In 1968, one of Russia’ s satellite nations, Czechoslovakia, was experiencing its “Prague Spring”, a period of new ideas under the leadership of Alexander Dubcek. That summer, Brezhnev invaded Czechoslovakia with armed forces, violently putting it under tight rein. He maintained, in the Brezhnev Doctrine of 1968, that the Soviet Union had the right to “intervene in the domestic affairs of any Soviet bloc nation if Communist rule was threatened.” Because of his fear of losing territory and power to social and economic reforms, Brezhnev restricted freedom and human rights even more.
In 1977, the “Breznev Constitution”, which formally was not unlike the constitution of the United States, was adopted by the Soviet government. The preamble stated that “the aims of the dictatorship of the proletariat having been fulfilled, the Soviet state has become the state of the whole people.” The constitution supposedly represented the will of all the people, from the worker to the intelligentsia. But was it the will of the “whole people” that their fellow citizens should be imprisoned for speaking out against the wrongs of the government? Had the Soviet Union really reached the Marx’s pure Communism, in which all the people, no matter what class, had an equal share in everything? Russia’s government was never a dictatorship of the proletariat, but rather, a dictatorship of an upper class, the Party. As it can be seen through history, every leader that had come to rule the Soviet Union cared about only two things: obtaining personal power and increasing the might of the Soviet Union. The rights of the citizens did not seem to matter, so long as the economy was not hurt and Russia, as whole, was advancing as a superpower in the world.
Gorbachev and Democratic Reforms
After Brezhnev’s death in 1982, he was succeeded by Yuri Andropov, who was in power for fifteen months before his death from illness in 1984. His former rival Konstatin Chernenko seized power and ruled until 1985, when he also died of ill health. Upon the death of Chernenko, the Politburo chose Mikhail Gorbachev, a young reformer, who, in pursuing democratic reforms, would cause the downfall of the entire Soviet system.
Gorbachev realized that the stagnation of Russia during Brezhnev’s period was caused by a lack of new ideas and wide participation of the citizens in government affairs. In 1985, Gorbachev announced glasnost, a policy of openness. The effect of the glasnost was seen immediately. Christian churches, which had previously been shut down, were opened. Many political prisoners were released from jail or called back from exile and labor camps. Restrictions on publication of all books were lifted, and the media could now criticize the government without fearing brutal retaliation by the KGB.

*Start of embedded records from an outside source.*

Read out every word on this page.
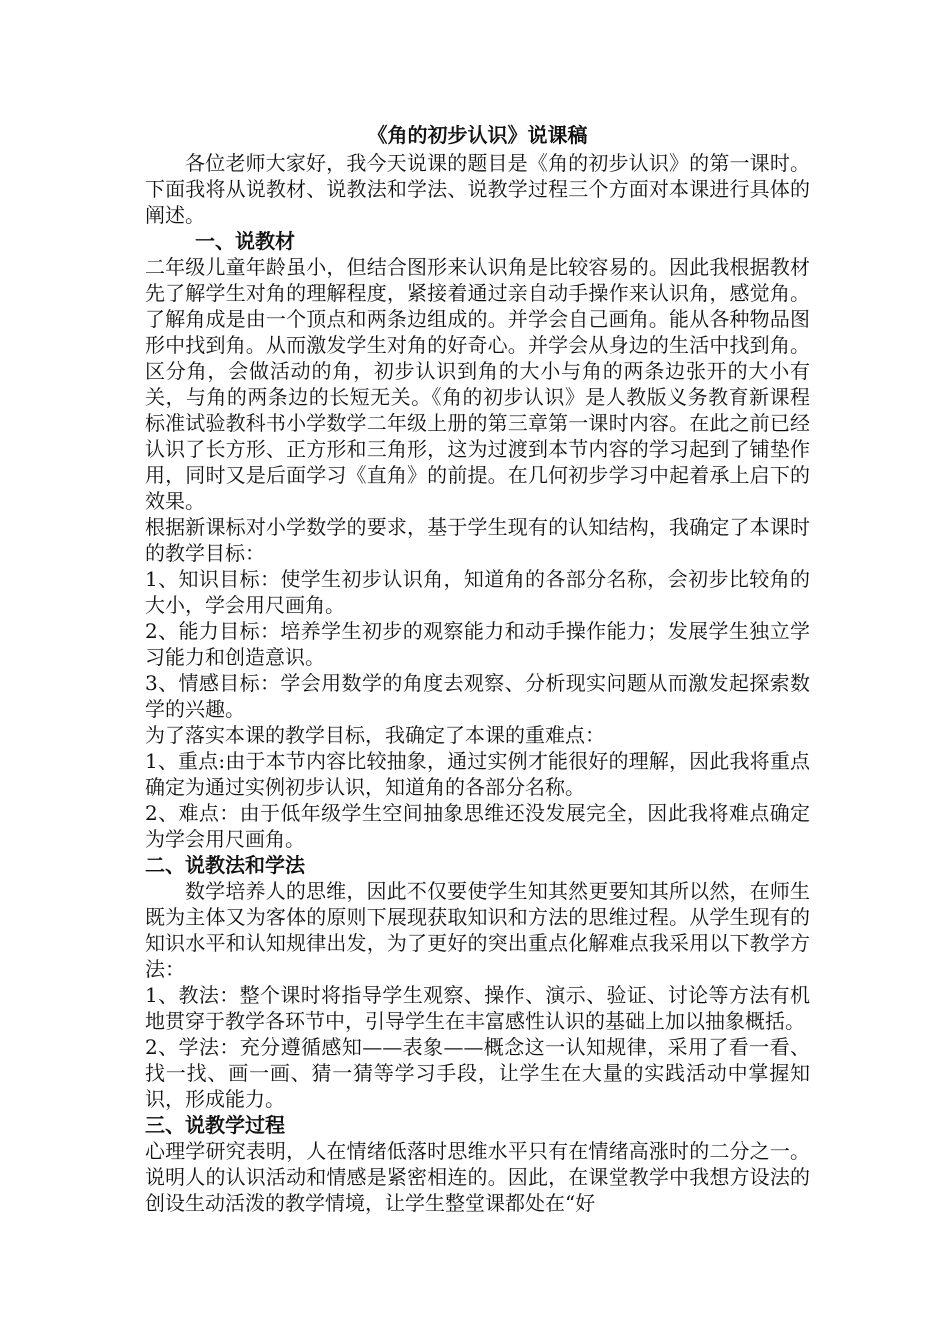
《角的初步认识》说课稿

各位老师大家好，我今天说课的题目是《角的初步认识》的第一课时。下面我将从说教材、说教法和学法、说教学过程三个方面对本课进行具体的阐述。

一、说教材

二年级儿童年龄虽小，但结合图形来认识角是比较容易的。因此我根据教材先了解学生对角的理解程度，紧接着通过亲自动手操作来认识角，感觉角。了解角成是由一个顶点和两条边组成的。并学会自己画角。能从各种物品图形中找到角。从而激发学生对角的好奇心。并学会从身边的生活中找到角。区分角，会做活动的角，初步认识到角的大小与角的两条边张开的大小有关，与角的两条边的长短无关。《角的初步认识》是人教版义务教育新课程标准试验教科书小学数学二年级上册的第三章第一课时内容。在此之前已经认识了长方形、正方形和三角形，这为过渡到本节内容的学习起到了铺垫作用，同时又是后面学习《直角》的前提。在几何初步学习中起着承上启下的效果。

根据新课标对小学数学的要求，基于学生现有的认知结构，我确定了本课时的教学目标：

1、知识目标：使学生初步认识角，知道角的各部分名称，会初步比较角的大小，学会用尺画角。

2、能力目标：培养学生初步的观察能力和动手操作能力；发展学生独立学习能力和创造意识。

3、情感目标：学会用数学的角度去观察、分析现实问题从而激发起探索数学的兴趣。

为了落实本课的教学目标，我确定了本课的重难点：

1、重点:由于本节内容比较抽象，通过实例才能很好的理解，因此我将重点确定为通过实例初步认识，知道角的各部分名称。

2、难点：由于低年级学生空间抽象思维还没发展完全，因此我将难点确定为学会用尺画角。

二、说教法和学法

数学培养人的思维，因此不仅要使学生知其然更要知其所以然，在师生既为主体又为客体的原则下展现获取知识和方法的思维过程。从学生现有的知识水平和认知规律出发，为了更好的突出重点化解难点我采用以下教学方法：

1、教法：整个课时将指导学生观察、操作、演示、验证、讨论等方法有机地贯穿于教学各环节中，引导学生在丰富感性认识的基础上加以抽象概括。

2、学法：充分遵循感知——表象——概念这一认知规律，采用了看一看、找一找、画一画、猜一猜等学习手段，让学生在大量的实践活动中掌握知识，形成能力。

三、说教学过程

心理学研究表明，人在情绪低落时思维水平只有在情绪高涨时的二分之一。说明人的认识活动和情感是紧密相连的。因此，在课堂教学中我想方设法的创设生动活泼的教学情境，让学生整堂课都处在“好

Next, Gorbachev gave more power to private businesses and farms; new business owners no longer had to produce goods by a set government quota, but could produce more in order to make profit. He also encouraged democratization in the government, allowing the people to vote on different candidates that they themselves selected for government positions. Gorbachev also gave more power to the individual republics under the Soviet Union.